Monday 3 October 2016

The Best Interview Questions to ask an Intern – part one

An awesome intern can be a great victory for their working lives. You have another set of hands coming in to help with incomplete projects or deal with the much needed research that just seems to sit there waiting for you to have time for it. You'll have a few extra hours in the day to reach the greatest things you've been wanting. You'll have the opportunity to serve as a mentor and coach and develop their own leadership and management skills.

It is hard to differentiate the quality of the interns especially when they don’t have much work experience or professional skills. What interview questions should you ask if you don’t have a past intern position to use as a gauge? Here are a few questions for different categories that you can ask your interviewee for the intern position. We will look at one category today, on testing the availability of skills and abilities. We will look into other categories is my subsequent post.

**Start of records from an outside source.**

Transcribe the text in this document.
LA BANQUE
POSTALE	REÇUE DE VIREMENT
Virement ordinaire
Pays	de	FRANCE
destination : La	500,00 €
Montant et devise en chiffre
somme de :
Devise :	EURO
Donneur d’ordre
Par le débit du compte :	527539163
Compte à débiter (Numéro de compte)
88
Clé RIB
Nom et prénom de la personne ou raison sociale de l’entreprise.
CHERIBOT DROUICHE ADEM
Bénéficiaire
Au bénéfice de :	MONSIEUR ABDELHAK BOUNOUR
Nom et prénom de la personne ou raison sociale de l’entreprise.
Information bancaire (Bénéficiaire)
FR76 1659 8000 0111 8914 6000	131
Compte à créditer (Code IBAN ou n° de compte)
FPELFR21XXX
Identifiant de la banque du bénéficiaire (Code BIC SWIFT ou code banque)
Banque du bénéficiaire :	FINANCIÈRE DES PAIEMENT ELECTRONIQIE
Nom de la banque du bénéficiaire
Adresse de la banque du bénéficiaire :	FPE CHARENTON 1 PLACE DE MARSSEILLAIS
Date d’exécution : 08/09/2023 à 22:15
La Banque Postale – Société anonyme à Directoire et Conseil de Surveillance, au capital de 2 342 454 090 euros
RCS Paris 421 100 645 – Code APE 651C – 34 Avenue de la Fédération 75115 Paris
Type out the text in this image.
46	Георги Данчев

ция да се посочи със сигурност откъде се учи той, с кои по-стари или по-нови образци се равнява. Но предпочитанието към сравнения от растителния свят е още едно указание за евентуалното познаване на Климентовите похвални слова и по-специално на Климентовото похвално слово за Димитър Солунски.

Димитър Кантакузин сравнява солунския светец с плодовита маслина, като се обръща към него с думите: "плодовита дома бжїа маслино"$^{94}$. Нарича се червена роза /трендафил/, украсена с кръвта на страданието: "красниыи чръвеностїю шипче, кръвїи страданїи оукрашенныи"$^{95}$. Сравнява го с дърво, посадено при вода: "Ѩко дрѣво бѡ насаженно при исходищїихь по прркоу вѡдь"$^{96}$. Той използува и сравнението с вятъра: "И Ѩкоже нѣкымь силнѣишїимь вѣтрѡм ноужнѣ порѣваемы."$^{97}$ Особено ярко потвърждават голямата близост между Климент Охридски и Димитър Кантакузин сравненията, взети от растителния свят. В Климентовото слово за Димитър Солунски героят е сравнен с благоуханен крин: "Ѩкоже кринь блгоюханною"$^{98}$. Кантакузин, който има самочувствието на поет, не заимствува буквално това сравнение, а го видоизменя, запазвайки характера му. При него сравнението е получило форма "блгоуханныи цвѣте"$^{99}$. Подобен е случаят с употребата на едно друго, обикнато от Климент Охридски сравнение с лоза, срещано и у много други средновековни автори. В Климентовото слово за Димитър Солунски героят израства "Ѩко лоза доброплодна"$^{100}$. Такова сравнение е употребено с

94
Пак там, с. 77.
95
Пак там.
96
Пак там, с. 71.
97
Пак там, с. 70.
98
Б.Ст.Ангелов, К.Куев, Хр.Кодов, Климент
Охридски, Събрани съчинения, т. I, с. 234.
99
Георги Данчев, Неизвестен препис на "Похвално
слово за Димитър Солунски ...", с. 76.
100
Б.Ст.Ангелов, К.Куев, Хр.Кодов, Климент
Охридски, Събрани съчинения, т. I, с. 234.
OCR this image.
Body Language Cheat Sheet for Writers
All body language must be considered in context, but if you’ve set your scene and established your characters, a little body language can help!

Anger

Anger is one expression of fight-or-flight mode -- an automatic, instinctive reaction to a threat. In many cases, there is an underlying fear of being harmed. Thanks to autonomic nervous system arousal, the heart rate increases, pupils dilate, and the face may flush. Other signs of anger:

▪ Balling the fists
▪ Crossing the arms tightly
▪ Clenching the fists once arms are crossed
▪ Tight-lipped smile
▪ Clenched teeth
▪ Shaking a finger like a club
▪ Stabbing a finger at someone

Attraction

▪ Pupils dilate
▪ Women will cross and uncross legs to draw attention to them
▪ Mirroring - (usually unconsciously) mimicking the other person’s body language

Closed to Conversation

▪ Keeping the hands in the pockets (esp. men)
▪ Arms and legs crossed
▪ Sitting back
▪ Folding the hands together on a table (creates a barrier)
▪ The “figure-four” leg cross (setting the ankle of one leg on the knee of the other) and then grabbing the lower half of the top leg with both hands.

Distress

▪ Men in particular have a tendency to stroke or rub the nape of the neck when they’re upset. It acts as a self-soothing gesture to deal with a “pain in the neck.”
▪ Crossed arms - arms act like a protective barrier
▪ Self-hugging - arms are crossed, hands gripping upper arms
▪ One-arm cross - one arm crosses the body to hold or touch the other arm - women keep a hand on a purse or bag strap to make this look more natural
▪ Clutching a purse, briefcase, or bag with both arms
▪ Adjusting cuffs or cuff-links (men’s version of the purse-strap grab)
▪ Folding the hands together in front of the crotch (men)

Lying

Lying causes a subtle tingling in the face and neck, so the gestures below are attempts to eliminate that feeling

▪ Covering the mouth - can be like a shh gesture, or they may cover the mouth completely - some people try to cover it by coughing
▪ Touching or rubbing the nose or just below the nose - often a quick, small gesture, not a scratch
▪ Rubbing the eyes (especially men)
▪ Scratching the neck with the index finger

Availability of Skills and Abilities

Tell me about the coursework that you have done in school and in what ways is it relevant to this role?
Most classes in college have some professional benefits. There are some obvious way and clear connection in looking for a candidate that has worked in projects or taken classes related to your industry. For example, if you are looking for a public relation intern, then having someone who is doing a degree in marketing and public relations is a better candidate. However, other classes also have indirect benefits. For example, writing papers takes research, organization, time management, and editing skills, and foreign language classes that require students to communicate effectively in a diverse environment. Through identifying such candidates with such qualities, you will get a good sense of where their strengths lie.

Tell me about at time where you volunteer at a community service event.
Experiences such as volunteering in the community, and planning events on campus, or participating in clubs or Greek life can be of incredible value to the development of professional skills. I hired an intern who does not have any work experience but a resume of impressive volunteer work. It's an annual plans 5K for Cancer Research at the campus for three years, and worked in reading a local elementary school for children, and was Secretary of the sorority her fund, showing that she had the highest budget management organization skills. You can ask candidates to describe what they have learned and gained from these experiments can be a great way to determine what it will bring to a professional setting.

What are the skills that you want to get out of this experience and how can your skills contribute to us?
Candidates can have great competences that are not reflected in their coursework or on campus, or they can know that they need experience in a particular area and that their internship provides them with exactly that. Either way, for people who have really thought about what they bring and take out of the opportunity.